Matthew 16:24 – No, Jesus isn’t going to take up your cross for you
- November 14, 2024
- Posted by: Michael Hallett
- Category: Parables
In this blog I’m going to write about one of those pesky verses in the gospels that we all know is there yet it’s often easier to pretend it isn’t, Matthew 16:24: “Then Jesus said to his disciples: ‘If any of you want to be my followers, you must forget about yourself. You must take up your cross and follow me.’”
Take up your cross
What does ‘take up your cross’ mean?
For me, it’s about taking on whatever obstacle stands between you and Christ: trauma, addiction, disempowerment. Those immovable issues that seem to dog us forever.
I often see people in church petitioning God or Jesus to wave a magic wand and make such issues disappear. This is naïve wishful thinking with no basis in reality. No, Jesus isn’t going to take up your cross for you.
In Matthew 16:24, Jesus tells us there is no easy way. There is no back-tracking or skirting the issue if you genuinely want root cause resolution. The only way out is through.
“Take up your cross” is an invitation to walk your own personal calvary to deal with whatever is afflicting you—your own crucifixion on the cross of fear and shame.
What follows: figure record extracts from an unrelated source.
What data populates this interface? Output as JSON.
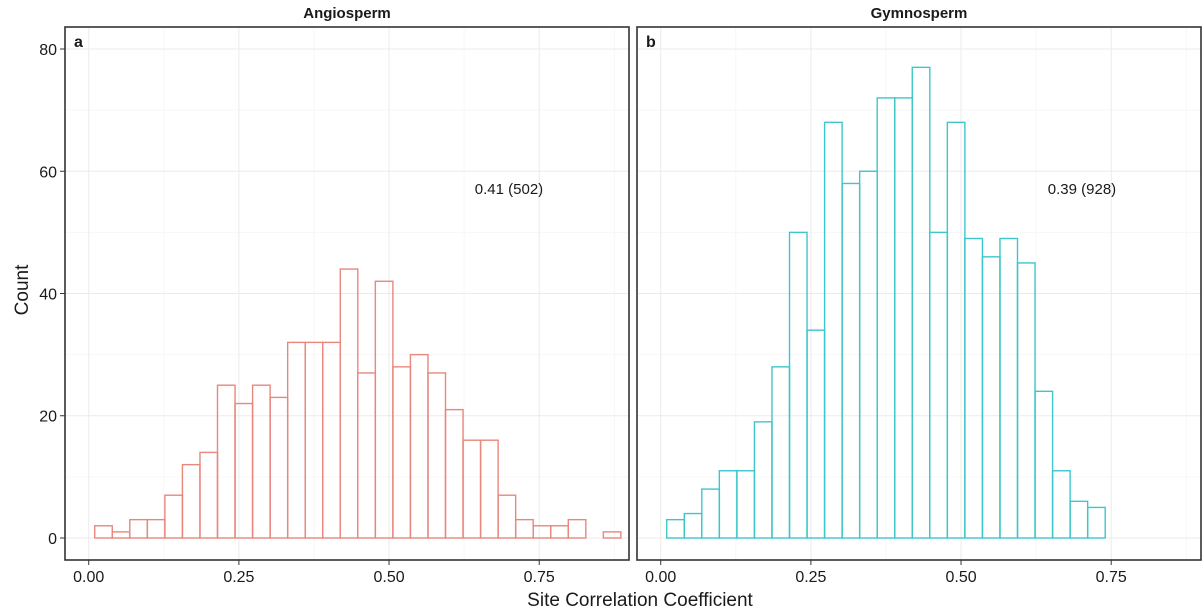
{
  "chart_data": {
    "type": "histogram",
    "xlabel": "Site Correlation Coefficient",
    "ylabel": "Count",
    "ylim": [
      0,
      80
    ],
    "y_ticks": [
      0,
      20,
      40,
      60,
      80
    ],
    "y_tick_labels": [
      "0",
      "20",
      "40",
      "60",
      "80"
    ],
    "x_ticks": [
      0,
      0.25,
      0.5,
      0.75
    ],
    "x_tick_labels": [
      "0.00",
      "0.25",
      "0.50",
      "0.75"
    ],
    "bin_width": 0.0292,
    "x_range": [
      0.01,
      0.86
    ],
    "grid": true,
    "panels": [
      {
        "title": "Angiosperm",
        "tag": "a",
        "annotation": "0.41 (502)",
        "color": "#E8877E",
        "counts": [
          2,
          1,
          3,
          3,
          7,
          12,
          14,
          25,
          22,
          25,
          23,
          32,
          32,
          32,
          44,
          27,
          42,
          28,
          30,
          27,
          21,
          16,
          16,
          7,
          3,
          2,
          2,
          3,
          0,
          1
        ]
      },
      {
        "title": "Gymnosperm",
        "tag": "b",
        "annotation": "0.39 (928)",
        "color": "#3EC6CB",
        "counts": [
          3,
          4,
          8,
          11,
          11,
          19,
          28,
          50,
          34,
          68,
          58,
          60,
          72,
          72,
          77,
          50,
          68,
          49,
          46,
          49,
          45,
          24,
          11,
          6,
          5,
          0,
          0,
          0,
          0,
          0
        ]
      }
    ]
  }
}
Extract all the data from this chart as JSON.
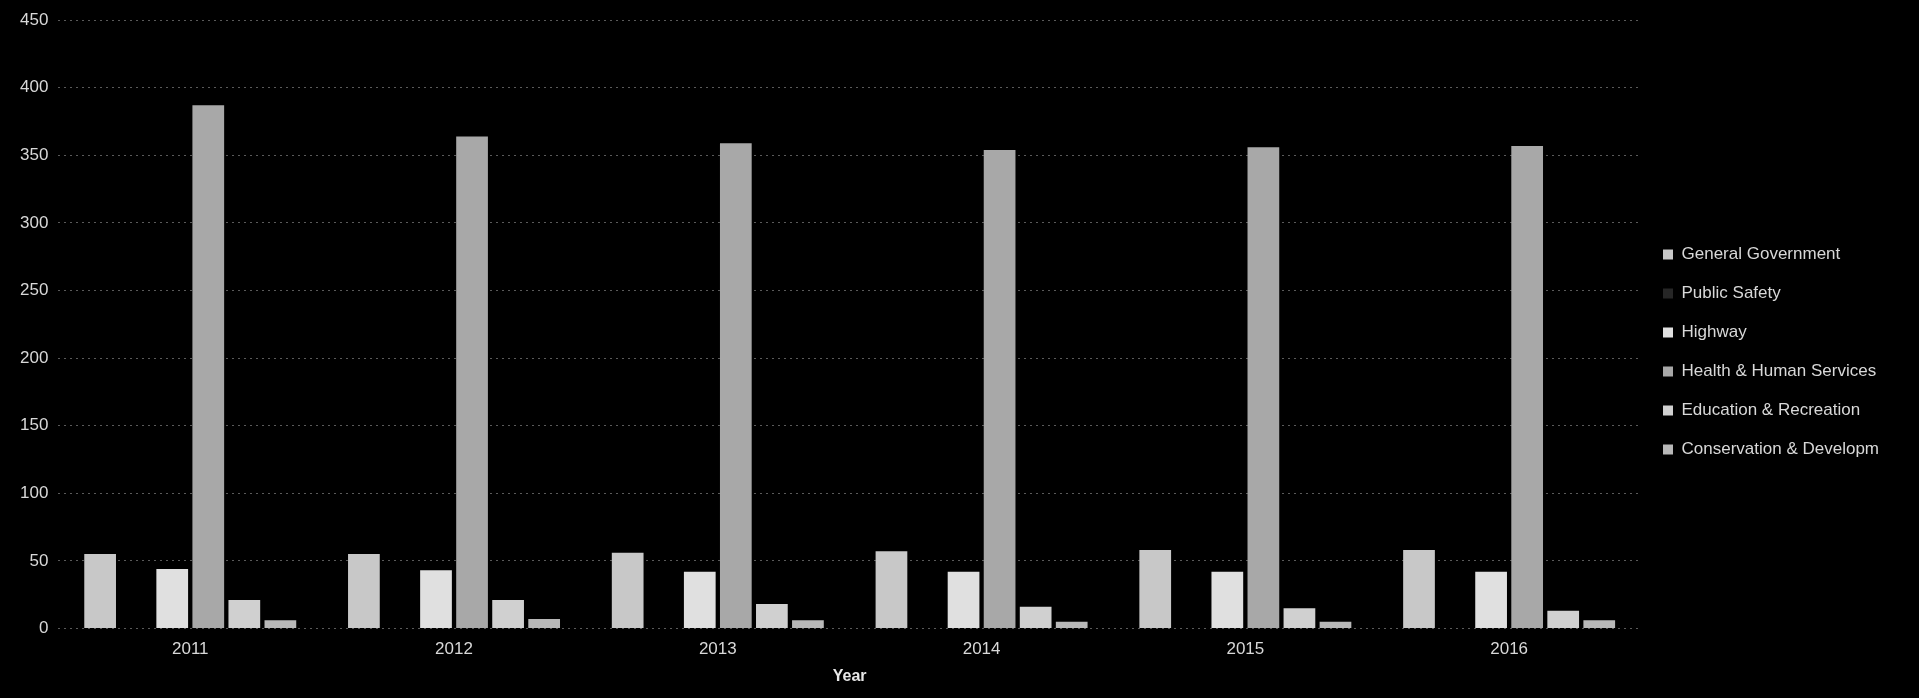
{
  "chart_data": {
    "type": "bar",
    "xlabel": "Year",
    "categories": [
      "2011",
      "2012",
      "2013",
      "2014",
      "2015",
      "2016"
    ],
    "series": [
      {
        "name": "General Government",
        "color": "#c8c8c8",
        "values": [
          55,
          55,
          56,
          57,
          58,
          58
        ]
      },
      {
        "name": "Public Safety",
        "color": "#262626",
        "values": [
          null,
          null,
          null,
          null,
          null,
          null
        ]
      },
      {
        "name": "Highway",
        "color": "#e0e0e0",
        "values": [
          44,
          43,
          42,
          42,
          42,
          42
        ]
      },
      {
        "name": "Health & Human Services",
        "color": "#a8a8a8",
        "values": [
          387,
          364,
          359,
          354,
          356,
          357
        ]
      },
      {
        "name": "Education & Recreation",
        "color": "#d0d0d0",
        "values": [
          21,
          21,
          18,
          16,
          15,
          13
        ]
      },
      {
        "name": "Conservation & Developm",
        "color": "#b8b8b8",
        "values": [
          6,
          7,
          6,
          5,
          5,
          6
        ]
      }
    ],
    "ylim": [
      0,
      450
    ],
    "yticks": [
      0,
      50,
      100,
      150,
      200,
      250,
      300,
      350,
      400,
      450
    ],
    "grid": "y",
    "legend": "right"
  }
}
At the centre of that cross lies the reason behind every stuck issue: irresponsibility.
Irresponsibility
Our ‘crosses’ are the parts of our lives where we haven’t been able to assume emotional responsibility for resolving them, which often involves—as Jesus does—speaking truth to power. It also requires us to feel all the unfelt pain and shame of those issues.
Jesus addresses this in the next verse, Matthew 16:25: “If you want to save your life you will destroy it. But if you give up your life for me, you will find it.” If you stay as you are and don’t resolve stuck issues, they will gnaw at you till they destroy you. Take responsibility—as Jesus demonstrates—and break free.
This issue of irresponsibility is why Jesus (or God) isn’t going to pick up our cross and carry it for us. Christ can support us from within, but we must choose to “take up your cross” and follow Jesus’ example as he proceeds magnificently through his own calvary.
By picking up our cross we take responsibility for shouldering its burden and bringing about necessary change.
Making gods
Why does Jesus encourage us to take emotional responsibility for our own lives?
Matthew 21:21 (John 14:12 is similar) reads: “If you have faith and don’t doubt, I promise you can do what I did to this tree [cause it to die]. And you will be able to do even more. You can tell this mountain to get up and jump into the sea, and it will.”
These are Godlike powers—and Jesus tells us we shall do all this and more. As French philosopher Henri Bergson wrote, “the universe is a machine for making gods.”
The gospels are not instructions for righteous living and moral rectitude. They’re manuals to educate infant gods in training. The mark of the master is not only skill but, first and foremost, responsibility.
God’s laws ensure such powers are only given out responsibly. Taking up our cross is the demonstration of that responsibility. Only when we will not act irresponsibly under any conditions whatsoever will be access such powers.
Now, will you take up your cross and follow Jesus?